Another way to think of a clique is that it is a simple network with the maximum possible number of edges – since simple networks only have at most one edge between any pair of nodes (no parallel edges), and no self-loops. The ratio between the number of edges a network has and the number it *could* have is sometimes referred to as its **density**. It isn't a measure of connectivity *per se*, but can provide a useful metric for deciding whether a network is well-connected or sparse – concepts we'll come back to later.

### Communities¶

In the lattices-side-by-side example above we had two components that we connected with a single edge. Suppose we scale things up a bit, to a large network with several large components. Suppose we then add a small number of edges between the components, thereby connecting the network. We now have a connected network and a single component: is there anything else to say about the matter?

Well clearly there is. The sub-networks are no longer components, it's true, but they're still recognisibly more connected *within* themselves than *between* themselves. We refer to these almost-components as **communities** or **modules**.

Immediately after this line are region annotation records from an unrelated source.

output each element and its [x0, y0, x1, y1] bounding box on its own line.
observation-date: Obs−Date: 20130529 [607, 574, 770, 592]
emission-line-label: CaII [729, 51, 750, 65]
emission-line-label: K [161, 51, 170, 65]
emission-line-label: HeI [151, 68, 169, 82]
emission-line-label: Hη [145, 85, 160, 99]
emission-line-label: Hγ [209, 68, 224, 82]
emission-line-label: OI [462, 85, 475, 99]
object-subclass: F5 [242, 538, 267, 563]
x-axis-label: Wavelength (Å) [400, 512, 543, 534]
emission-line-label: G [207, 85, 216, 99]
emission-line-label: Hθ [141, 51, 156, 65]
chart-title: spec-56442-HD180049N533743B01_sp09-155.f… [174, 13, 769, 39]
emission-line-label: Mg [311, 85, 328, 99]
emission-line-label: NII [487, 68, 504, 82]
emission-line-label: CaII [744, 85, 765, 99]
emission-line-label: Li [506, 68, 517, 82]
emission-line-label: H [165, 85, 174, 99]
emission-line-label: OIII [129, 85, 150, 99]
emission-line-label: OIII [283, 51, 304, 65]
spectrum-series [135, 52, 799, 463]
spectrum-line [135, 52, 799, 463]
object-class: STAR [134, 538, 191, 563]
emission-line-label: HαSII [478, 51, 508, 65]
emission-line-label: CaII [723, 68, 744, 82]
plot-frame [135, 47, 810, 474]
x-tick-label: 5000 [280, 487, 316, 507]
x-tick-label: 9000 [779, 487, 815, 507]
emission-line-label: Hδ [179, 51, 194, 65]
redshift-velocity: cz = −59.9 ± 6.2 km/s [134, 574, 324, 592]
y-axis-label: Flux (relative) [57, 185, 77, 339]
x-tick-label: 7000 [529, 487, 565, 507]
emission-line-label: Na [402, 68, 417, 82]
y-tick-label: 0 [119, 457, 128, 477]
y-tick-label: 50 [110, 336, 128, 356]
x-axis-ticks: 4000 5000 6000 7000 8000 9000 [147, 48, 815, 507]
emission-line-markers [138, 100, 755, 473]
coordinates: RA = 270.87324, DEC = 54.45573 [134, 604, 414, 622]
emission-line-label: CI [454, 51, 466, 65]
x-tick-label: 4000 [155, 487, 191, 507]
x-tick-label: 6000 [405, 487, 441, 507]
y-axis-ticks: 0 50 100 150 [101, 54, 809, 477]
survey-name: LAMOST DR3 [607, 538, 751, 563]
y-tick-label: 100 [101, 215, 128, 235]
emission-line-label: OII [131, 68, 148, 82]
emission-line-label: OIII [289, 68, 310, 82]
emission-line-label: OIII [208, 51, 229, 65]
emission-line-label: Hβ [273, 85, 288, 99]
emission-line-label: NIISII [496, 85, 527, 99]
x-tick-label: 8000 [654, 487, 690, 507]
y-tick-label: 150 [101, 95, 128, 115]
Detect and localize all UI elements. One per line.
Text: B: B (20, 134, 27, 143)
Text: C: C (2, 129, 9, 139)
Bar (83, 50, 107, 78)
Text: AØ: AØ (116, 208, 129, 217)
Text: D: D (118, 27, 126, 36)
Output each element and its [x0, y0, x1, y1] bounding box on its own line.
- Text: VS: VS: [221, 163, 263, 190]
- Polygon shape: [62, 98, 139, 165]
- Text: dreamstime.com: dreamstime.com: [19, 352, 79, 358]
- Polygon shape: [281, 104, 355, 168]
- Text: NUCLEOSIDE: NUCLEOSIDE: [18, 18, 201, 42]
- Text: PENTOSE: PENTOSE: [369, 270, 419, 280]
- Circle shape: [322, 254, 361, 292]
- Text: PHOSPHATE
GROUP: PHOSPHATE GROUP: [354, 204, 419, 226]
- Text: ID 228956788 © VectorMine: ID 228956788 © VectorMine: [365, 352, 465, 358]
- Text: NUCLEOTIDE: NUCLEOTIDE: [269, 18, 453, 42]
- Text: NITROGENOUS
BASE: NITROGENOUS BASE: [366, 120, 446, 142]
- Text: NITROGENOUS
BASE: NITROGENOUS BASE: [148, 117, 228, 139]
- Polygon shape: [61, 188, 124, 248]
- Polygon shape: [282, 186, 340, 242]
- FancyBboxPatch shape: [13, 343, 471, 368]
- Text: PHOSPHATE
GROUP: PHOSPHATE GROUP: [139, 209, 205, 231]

While the idea of being a component is very clear-cut, being a community is a lot more delicate. When is a collection of nodes "connected enough" internally and "not connected enouygh" externally to be termed a community? Can we always identify the communities of a network? As the number of edges increases, and the number of paths between pairs of nodes in two communities increases, at what point do they cease to be two communities and become one?

These are all interesting questions, which we'll return to later: the notion of community-finding is a very active research topic For the time being, it's sufficient to observe that the component (or community) structure of a network might have an influence on its properties, and in particular on how processes operate over it.